Joseph Chikva wrote:93143 wrote:Also, it strikes me (without having done the math) that even a fully-thermalized ion population wouldn't match the electron pressure, since the ion energy is due to the potential well. You'd have to get the ion-electron collisional energy exchange rate involved, and that's a pretty slow process...
Also without having done the math it strikes me that not ion-electron but ion-ion collisions would make more significant contribution in thermalization. And if so, that process may be not so slow as you think.
No, I mean that if you want a thermalized ion population to be hitting the magnetic field as hard as the electron population is, you will have to heat it, because otherwise it's not going to have the necessary reach, because its average energy doesn't change (actually it would go down, since upscattered ions that escape through the cusps don't come back). The obvious way to heat the ions is via collisions with the electrons, which is slow.
I know ion-ion is fast. It's also supposed to be subject to annealing, which would slow down the global thermalization rate considerably.
scattering cross-section is very big at the edge (but rare plasma), lower in the core but have significant value and particles permanently oscillate there-here (edge-core, core-edge).
The ion density at the edge is actually quite high. For constant flux, it's inversely proportional to the velocity, which gets very low at the edge. This combination of high density, high residence time, and high cross section is what makes annealing work.
Also we should recall that in case of significant fusion rate alphas also will take very significant part in thermalization.
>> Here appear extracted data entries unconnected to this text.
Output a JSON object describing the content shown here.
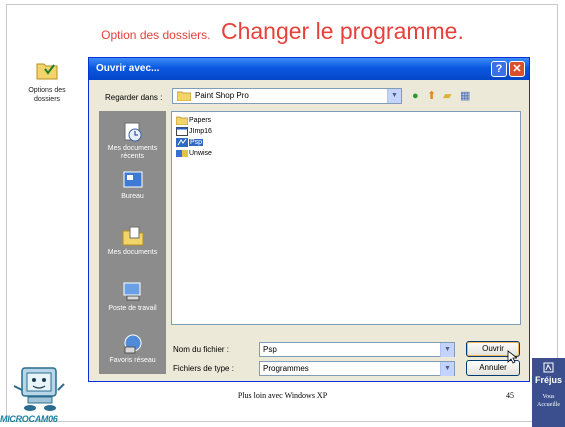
{
  "slide": {
    "title_small": "Option des dossiers.",
    "title_big": "Changer le programme.",
    "footer": "Plus loin avec Windows XP",
    "page_number": "45"
  },
  "desktop_icon": {
    "label": "Options des dossiers",
    "icon": "folder-options-icon"
  },
  "dialog": {
    "title": "Ouvrir avec...",
    "help_glyph": "?",
    "close_glyph": "✕",
    "look_in_label": "Regarder dans :",
    "look_in_value": "Paint Shop Pro",
    "places": [
      {
        "label": "Mes documents récents",
        "icon": "recent-documents-icon"
      },
      {
        "label": "Bureau",
        "icon": "desktop-icon"
      },
      {
        "label": "Mes documents",
        "icon": "my-documents-icon"
      },
      {
        "label": "Poste de travail",
        "icon": "my-computer-icon"
      },
      {
        "label": "Favoris réseau",
        "icon": "network-places-icon"
      }
    ],
    "files": [
      {
        "name": "Papers",
        "icon": "folder-icon"
      },
      {
        "name": "JImp16",
        "icon": "exe-icon"
      },
      {
        "name": "Psp",
        "icon": "psp-icon"
      },
      {
        "name": "Unwise",
        "icon": "unwise-icon"
      }
    ],
    "file_name_label": "Nom du fichier :",
    "file_name_value": "Psp",
    "file_type_label": "Fichiers de type :",
    "file_type_value": "Programmes",
    "open_button": "Ouvrir",
    "cancel_button": "Annuler"
  },
  "logos": {
    "left": "MICROCAM06",
    "right_title": "Fréjus",
    "right_sub": "Vous Accueille"
  },
  "colors": {
    "title_red": "#e8403a",
    "xp_blue": "#0a58e0",
    "selection": "#316ac5"
  }
}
Alphas are not well contained. The cusps look fairly large to them, so they don't last more than about 10^3 passes, according to Rick Nebel. (I believe they had a method of exciting the lower-energy alphas, perhaps with RF resonance or some such, to prevent them from contaminating the core.)
This is also one reason why the neutron rate for a p-¹¹B reactor is supposed to be so low - the alphas don't stay in the plasma long enough to fuse much.